Which happens to lead us (well, me) to point out where Kelly is misinterpreting history and economics. He says "President Ronald Reagan and Federal Reserve Board Chairman Paul Volcker ended stagflation by cutting taxes and regulations to stimulate growth in the private sector, slowing the rate of growth of federal spending and tightening monetary policy." Only the tightening of monetary policy was the part that worked. I am not terribly convinced that Reagan cut taxes that early, that he actually even slowed the rate of growth of federal spending (which is Kelly not totally lying in trying to say Reagan cut spending, but still lying in not acknowledging the Reagan explosion in defense spending) or that Reagan even cut that many regulations (maybe some OSHA or drilling in parks regulations, not much more) much less that that doing any of that so positively affected growth. I am fairly convinced Reagan had nothing to do with the Fed raising the prime rate to 21.5%, a policy that is largely considered to have ended the inflation part of stagflation, or even with Volker's loosening the reins by dropping interest rates after having raised them so high.

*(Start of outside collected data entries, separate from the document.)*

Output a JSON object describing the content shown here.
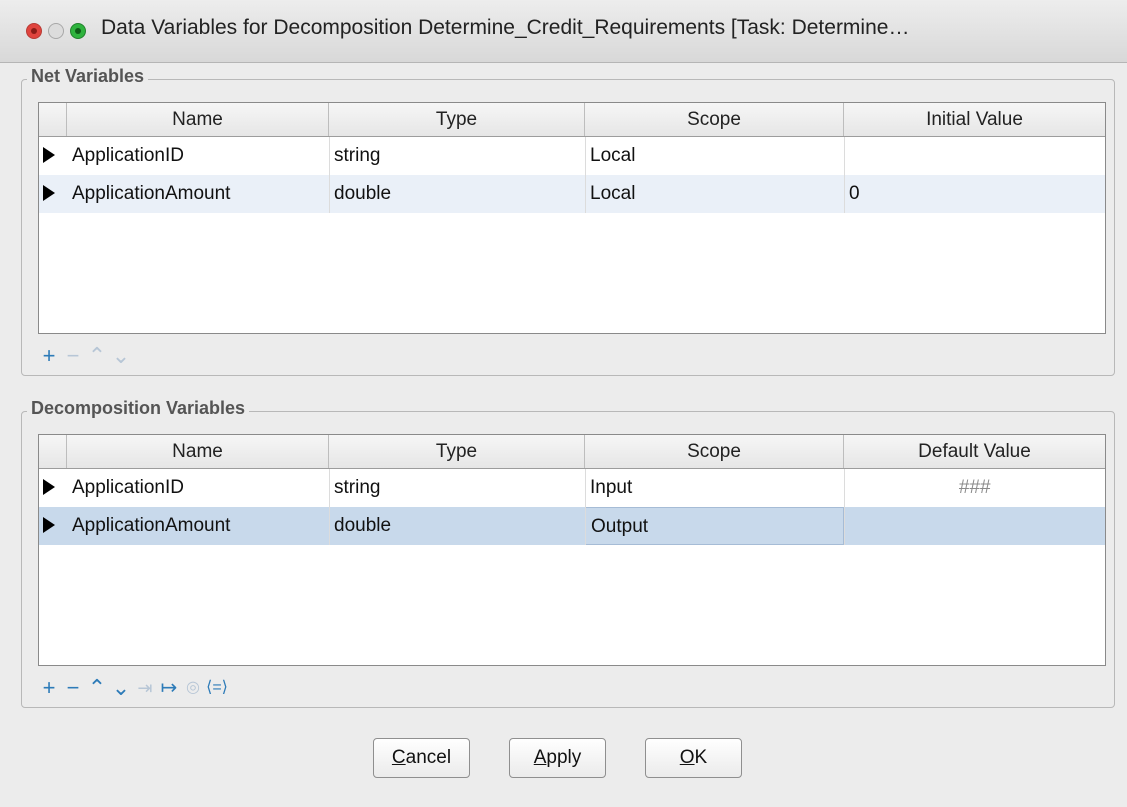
{
  "window": {
    "title": "Data Variables for Decomposition Determine_Credit_Requirements [Task: Determine…"
  },
  "net_variables": {
    "legend": "Net Variables",
    "columns": [
      "Name",
      "Type",
      "Scope",
      "Initial Value"
    ],
    "rows": [
      {
        "name": "ApplicationID",
        "type": "string",
        "scope": "Local",
        "value": ""
      },
      {
        "name": "ApplicationAmount",
        "type": "double",
        "scope": "Local",
        "value": "0"
      }
    ],
    "toolbar": [
      "add-icon",
      "remove-icon",
      "move-up-icon",
      "move-down-icon"
    ]
  },
  "decomposition_variables": {
    "legend": "Decomposition Variables",
    "columns": [
      "Name",
      "Type",
      "Scope",
      "Default Value"
    ],
    "rows": [
      {
        "name": "ApplicationID",
        "type": "string",
        "scope": "Input",
        "value": "###"
      },
      {
        "name": "ApplicationAmount",
        "type": "double",
        "scope": "Output",
        "value": ""
      }
    ],
    "selected_row": 1,
    "toolbar": [
      "add-icon",
      "remove-icon",
      "move-up-icon",
      "move-down-icon",
      "indent-icon",
      "map-icon",
      "target-icon",
      "equals-icon"
    ]
  },
  "buttons": {
    "cancel_pre": "",
    "cancel_mn": "C",
    "cancel_post": "ancel",
    "apply_pre": "",
    "apply_mn": "A",
    "apply_post": "pply",
    "ok_pre": "",
    "ok_mn": "O",
    "ok_post": "K"
  },
  "colors": {
    "accent": "#2d7bb8",
    "stripe": "#eaf0f8",
    "selection": "#c8d9eb"
  }
}
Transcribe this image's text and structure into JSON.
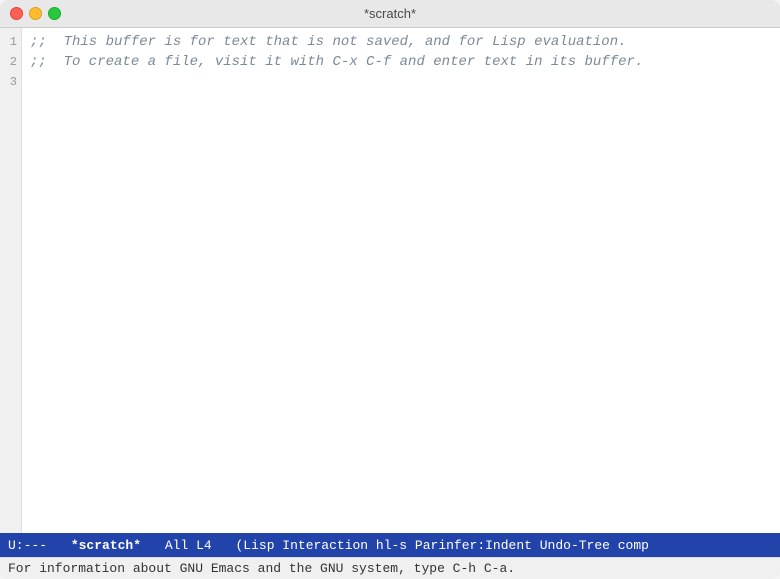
{
  "titlebar": {
    "title": "*scratch*"
  },
  "traffic_lights": {
    "close_label": "close",
    "minimize_label": "minimize",
    "maximize_label": "maximize"
  },
  "editor": {
    "lines": [
      {
        "number": "1",
        "content": ";;  This buffer is for text that is not saved, and for Lisp evaluation."
      },
      {
        "number": "2",
        "content": ";;  To create a file, visit it with C-x C-f and enter text in its buffer."
      },
      {
        "number": "3",
        "content": ""
      }
    ]
  },
  "modeline": {
    "status": "U:---",
    "buffername": "*scratch*",
    "position": "All L4",
    "mode": "(Lisp Interaction hl-s Parinfer:Indent Undo-Tree comp"
  },
  "echo_area": {
    "text": "For information about GNU Emacs and the GNU system, type C-h C-a."
  }
}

A bit earlier in the column Kelly quotes the director for education and research at the AIER ""An enormous wall of money has built up in the banking system. If it finds its way into the general economy at pre-recession rates, the United States is in for quite a ride."". Frankly, considering we are in the deepest recession since the Great Depression, seems to me we should hope we should be so lucky as to see explosive growth.

Which maybe should be the question to end my post with; why doesn't Jack Kelly want to see explosive growth when the official unemployment rate has been so high for so long, and there are so many uncounted discouraged workers? Is he so afraid of the economy recovering while Obama is President that he has to raise the specter of the inflation bogeyman?

And of course, why does the Post Gazette continue to allow Jack Kelly to write a column?